Proton, low-resolution T
2 NMR relaxation experiments are used to study the adsorption of
EPDM to the surface of carbon blacks and the structure of the physical EPDM/carbon black network in
cured and uncured compounds. It is shown that a layer of immobilized EPDM is formed at the carbon
black surface after mixing. The estimated thickness of the interfacial EPDM is in the range of one to two
diameters of the monomer unit (≈1 nm). At temperatures of up to 160 °C, the mobility of EPDM chain
units in the interface is strongly hindered and is comparable to that in an unfilled EPDM at temperatures
10−15 deg above T
g. It is suggested that the sites of the interaction between the carbon black and the
EPDM cause physical adsorption network junctions in the rubber matrix. The average molar mass of
EPDM chains between the adjacent adsorption junctions in bound EPDM rubber is about 1800−2500
g/mol and depends on the content and the type of the filler. The mean end-to-end distance between the
adsorption junctions is comparable to the average distance between the adjacent carbon black aggregates.
This suggests that the carbon black aggregates are interconnected by EPDM bridging chains, and a
continuous EPDM/carbon black physical network is formed in the bound rubber fraction of the compound.
The results obtained for uncured filled rubbers provide strong evidence of a “bimodal” structure of the
physical network.
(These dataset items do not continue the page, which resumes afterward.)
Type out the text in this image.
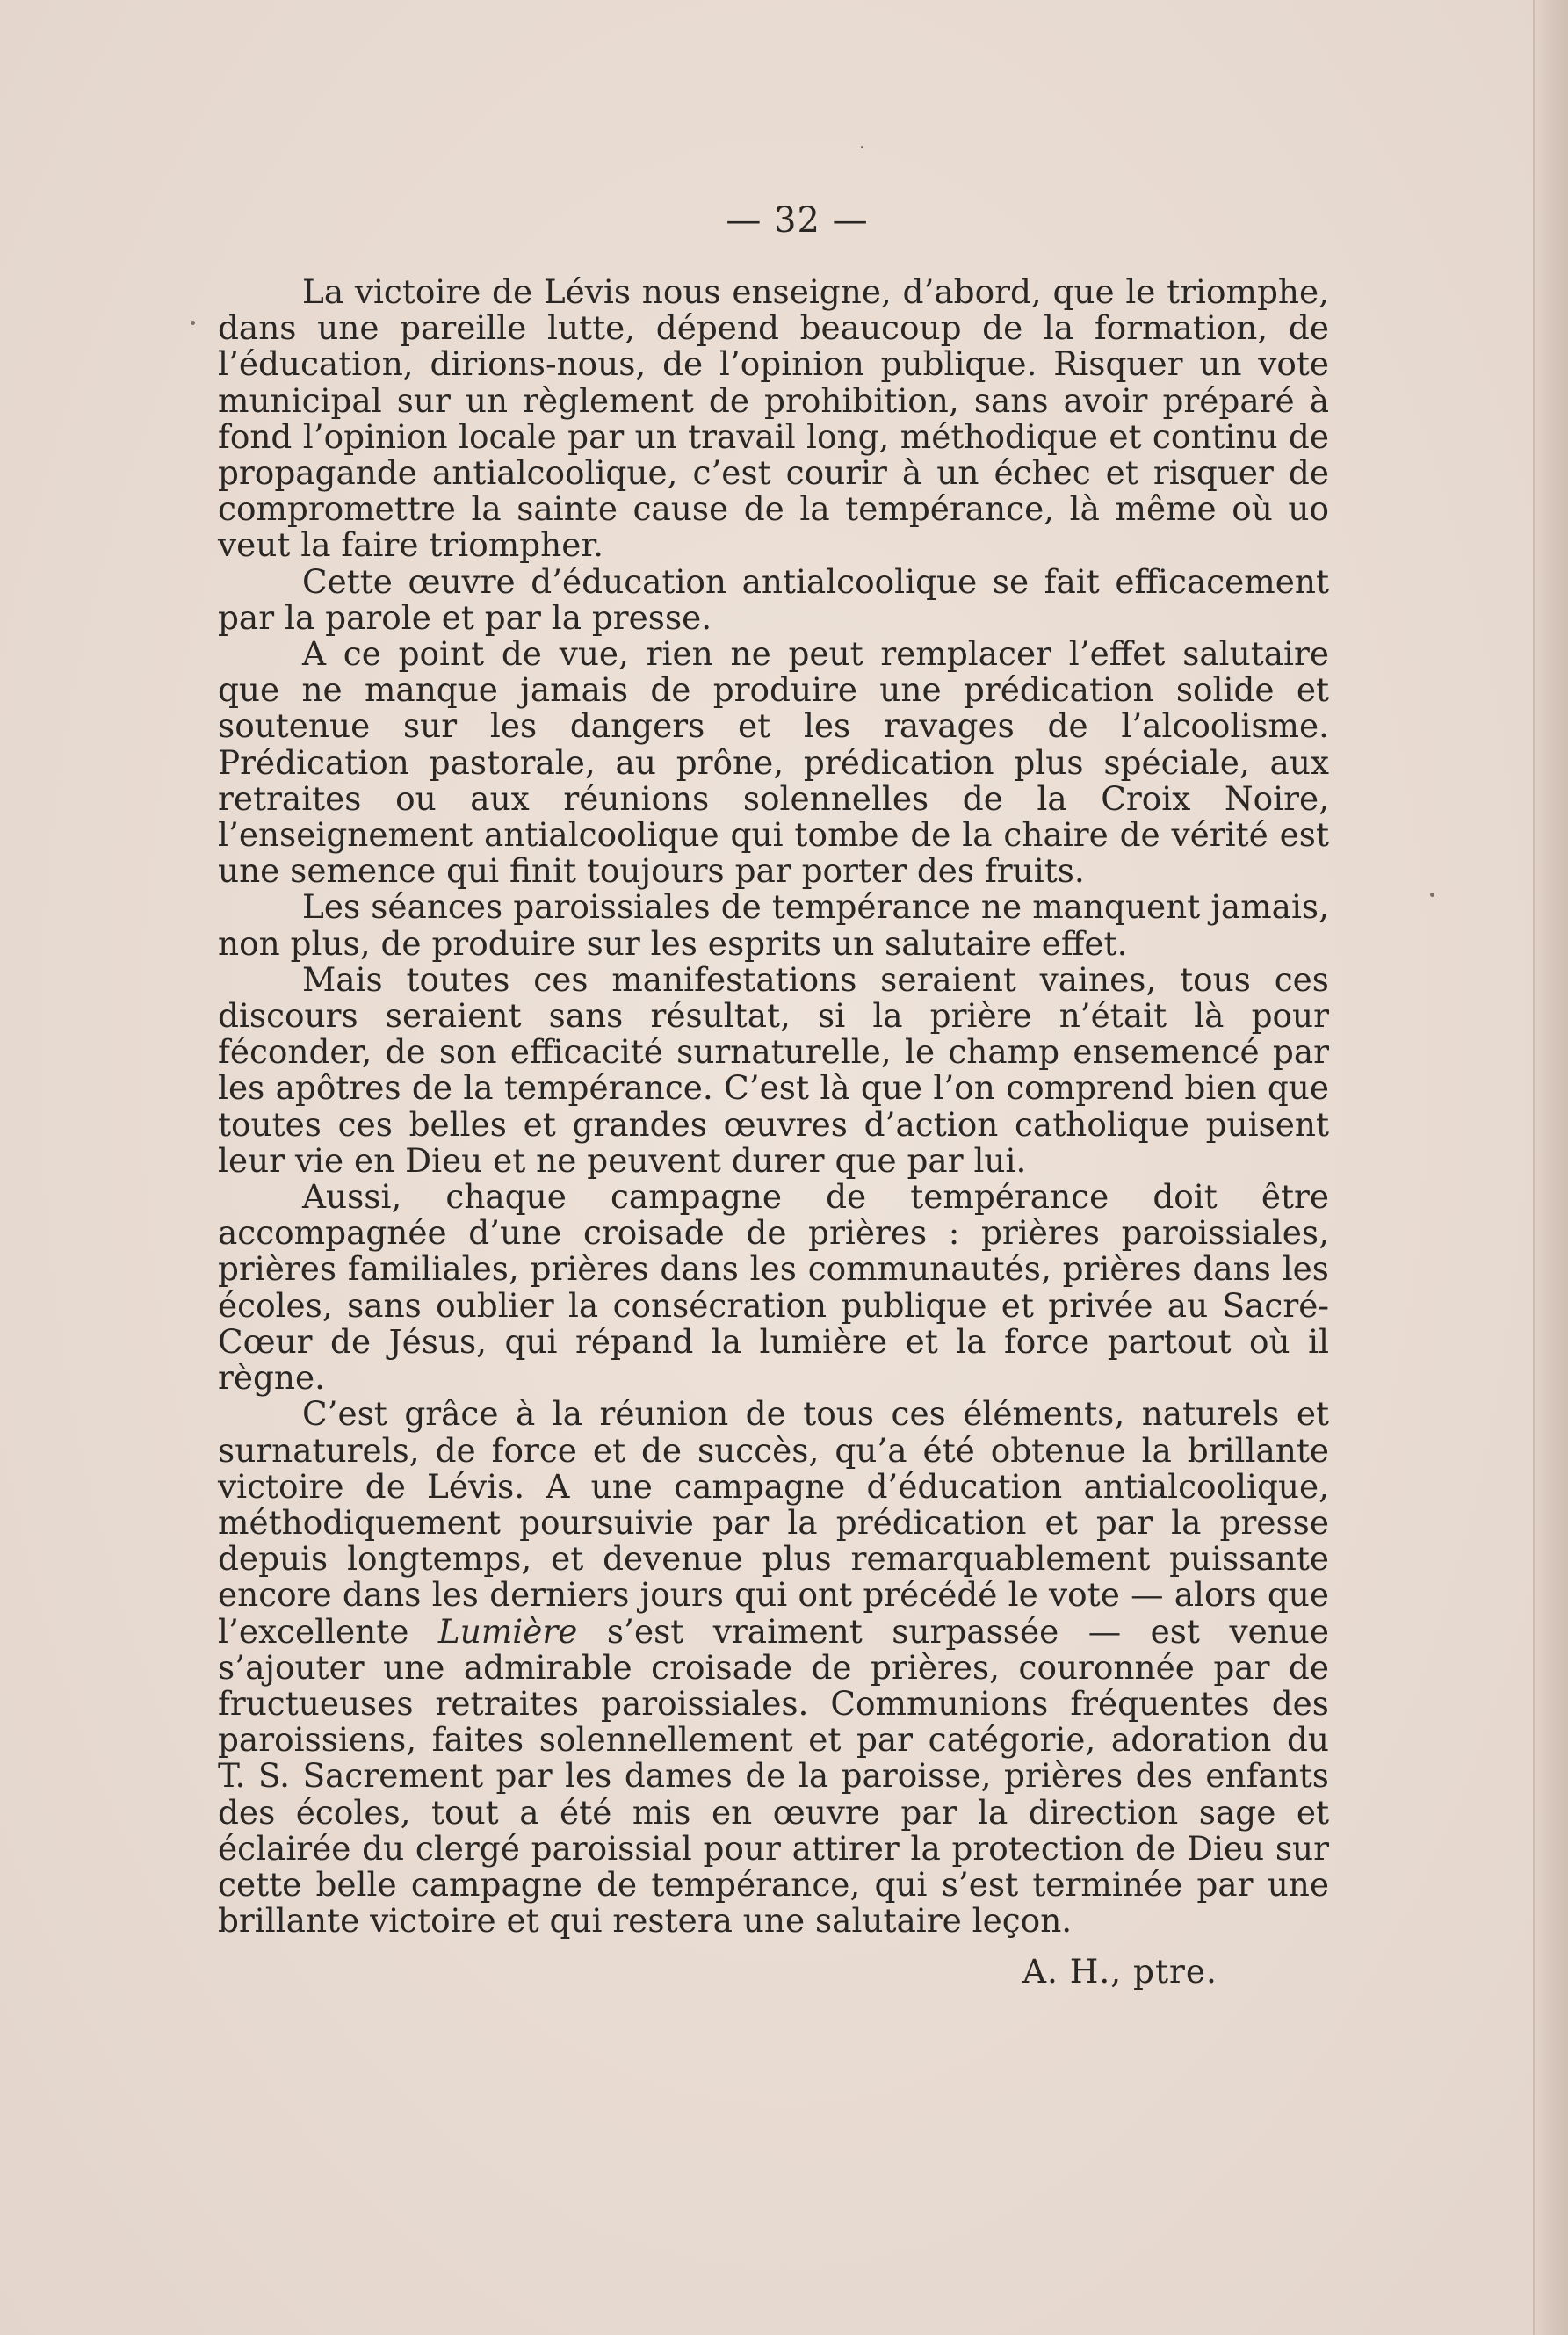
— 32 —

La victoire de Lévis nous enseigne, d’abord, que le triomphe, dans une pareille lutte, dépend beaucoup de la formation, de l’éducation, dirions-nous, de l’opinion publique. Risquer un vote municipal sur un règlement de prohibition, sans avoir préparé à fond l’opinion locale par un travail long, méthodique et continu de propagande antialcoolique, c’est courir à un échec et risquer de compromettre la sainte cause de la tempérance, là même où uo veut la faire triompher.

Cette œuvre d’éducation antialcoolique se fait efficacement par la parole et par la presse.

A ce point de vue, rien ne peut remplacer l’effet salutaire que ne manque jamais de produire une prédication solide et soutenue sur les dangers et les ravages de l’alcoolisme. Prédication pastorale, au prône, prédication plus spéciale, aux retraites ou aux réunions solennelles de la Croix Noire, l’enseignement antialcoolique qui tombe de la chaire de vérité est une semence qui finit toujours par porter des fruits.

Les séances paroissiales de tempérance ne manquent jamais, non plus, de produire sur les esprits un salutaire effet.

Mais toutes ces manifestations seraient vaines, tous ces discours seraient sans résultat, si la prière n’était là pour féconder, de son efficacité surnaturelle, le champ ensemencé par les apôtres de la tempérance. C’est là que l’on comprend bien que toutes ces belles et grandes œuvres d’action catholique puisent leur vie en Dieu et ne peuvent durer que par lui.

Aussi, chaque campagne de tempérance doit être accompagnée d’une croisade de prières : prières paroissiales, prières familiales, prières dans les communautés, prières dans les écoles, sans oublier la consécration publique et privée au Sacré-Cœur de Jésus, qui répand la lumière et la force partout où il règne.

C’est grâce à la réunion de tous ces éléments, naturels et surnaturels, de force et de succès, qu’a été obtenue la brillante victoire de Lévis. A une campagne d’éducation antialcoolique, méthodiquement poursuivie par la prédication et par la presse depuis longtemps, et devenue plus remarquablement puissante encore dans les derniers jours qui ont précédé le vote — alors que l’excellente Lumière s’est vraiment surpassée — est venue s’ajouter une admirable croisade de prières, couronnée par de fructueuses retraites paroissiales. Communions fréquentes des paroissiens, faites solennellement et par catégorie, adoration du T. S. Sacrement par les dames de la paroisse, prières des enfants des écoles, tout a été mis en œuvre par la direction sage et éclairée du clergé paroissial pour attirer la protection de Dieu sur cette belle campagne de tempérance, qui s’est terminée par une brillante victoire et qui restera une salutaire leçon.

A. H., ptre.
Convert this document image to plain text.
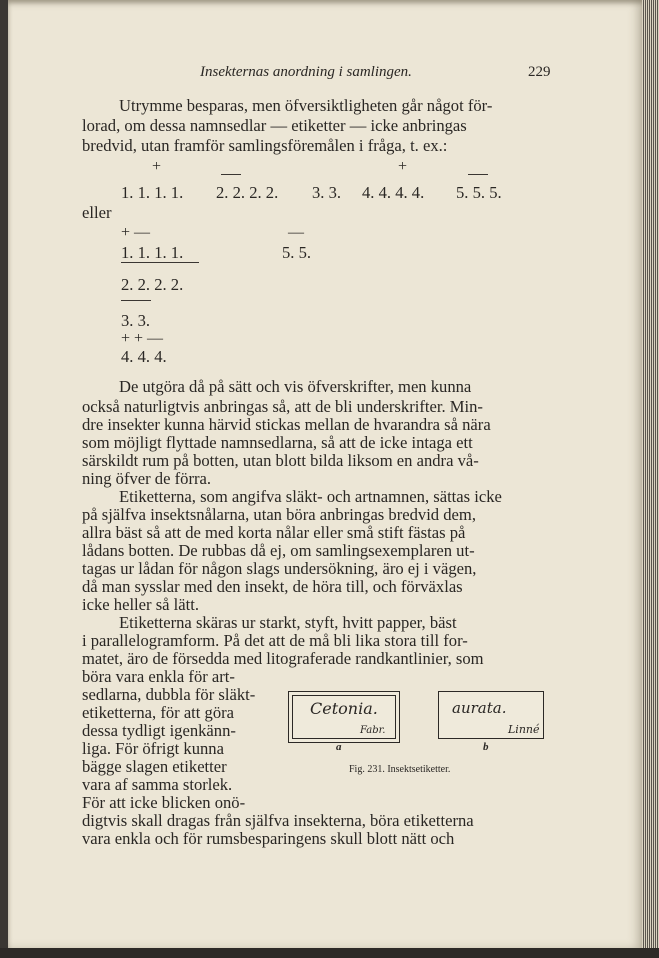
Insekternas anordning i samlingen.	229
Utrymme besparas, men öfversiktligheten går något för-
lorad, om dessa namnsedlar — etiketter — icke anbringas
bredvid, utan framför samlingsföremålen i fråga, t. ex.:
+	+
1. 1. 1. 1. 2. 2. 2. 2. 3. 3. 4. 4. 4. 4. 5. 5. 5.
eller
+ —	—
1. 1. 1. 1.	5. 5.
2. 2. 2. 2.
3. 3.
+ + —
4. 4. 4.
De utgöra då på sätt och vis öfverskrifter, men kunna
också naturligtvis anbringas så, att de bli underskrifter. Min-
dre insekter kunna härvid stickas mellan de hvarandra så nära
som möjligt flyttade namnsedlarna, så att de icke intaga ett
särskildt rum på botten, utan blott bilda liksom en andra vå-
ning öfver de förra.
Etiketterna, som angifva släkt- och artnamnen, sättas icke
på själfva insektsnålarna, utan böra anbringas bredvid dem,
allra bäst så att de med korta nålar eller små stift fästas på
lådans botten. De rubbas då ej, om samlingsexemplaren ut-
tagas ur lådan för någon slags undersökning, äro ej i vägen,
då man sysslar med den insekt, de höra till, och förväxlas
icke heller så lätt.
Etiketterna skäras ur starkt, styft, hvitt papper, bäst
i parallelogramform. På det att de må bli lika stora till for-
matet, äro de försedda med litograferade randkantlinier, som
böra vara enkla för art-
sedlarna, dubbla för släkt-
etiketterna, för att göra
dessa tydligt igenkänn-
liga. För öfrigt kunna
bägge slagen etiketter
vara af samma storlek.
För att icke blicken onö-
digtvis skall dragas från själfva insekterna, böra etiketterna
vara enkla och för rumsbesparingens skull blott nätt och
Cetonia.
Fabr.
aurata.
Linné
a	b
Fig. 231. Insektsetiketter.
The two types of EPDM chains and/or chain fragments, which have strongly different
densities of EPDM−carbon black adsorption junctions, are present in the elastomer matrix outside of
the EPDM
−
carbon black interface. There is an EPDM fraction that is loosely bound to the carbon black
by adsorption interactions. This loosely bound rubber has numerous adsorption network junctions, similar
to those of the bound rubber. The other fraction of EPDM, the extractable (unbound) rubber, has a relatively
low number of adsorption network junctions and can apparently be extracted from the compound. The
fraction of loosely bound EPDM chains, as measured by NMR, increases as the maximum possible EPDM−carbon black contact area per unit volume of the elastomer increases, regardless of the type of carbon
black, and is relatively close to the content of the bound rubber. Results of mechanical property tests on
the carbon black filled vulcanisates reveal that several factors contribute to the reinforcing effect of the
filler. Besides the hydrodynamic effects, the occluded EPDM, the chemical cross-links, and the formation
of the physical EPDM−carbon black network, the filler−filler interactions provide a significant contribution
to the modulus in the low-strain region, while they are broken at high strains.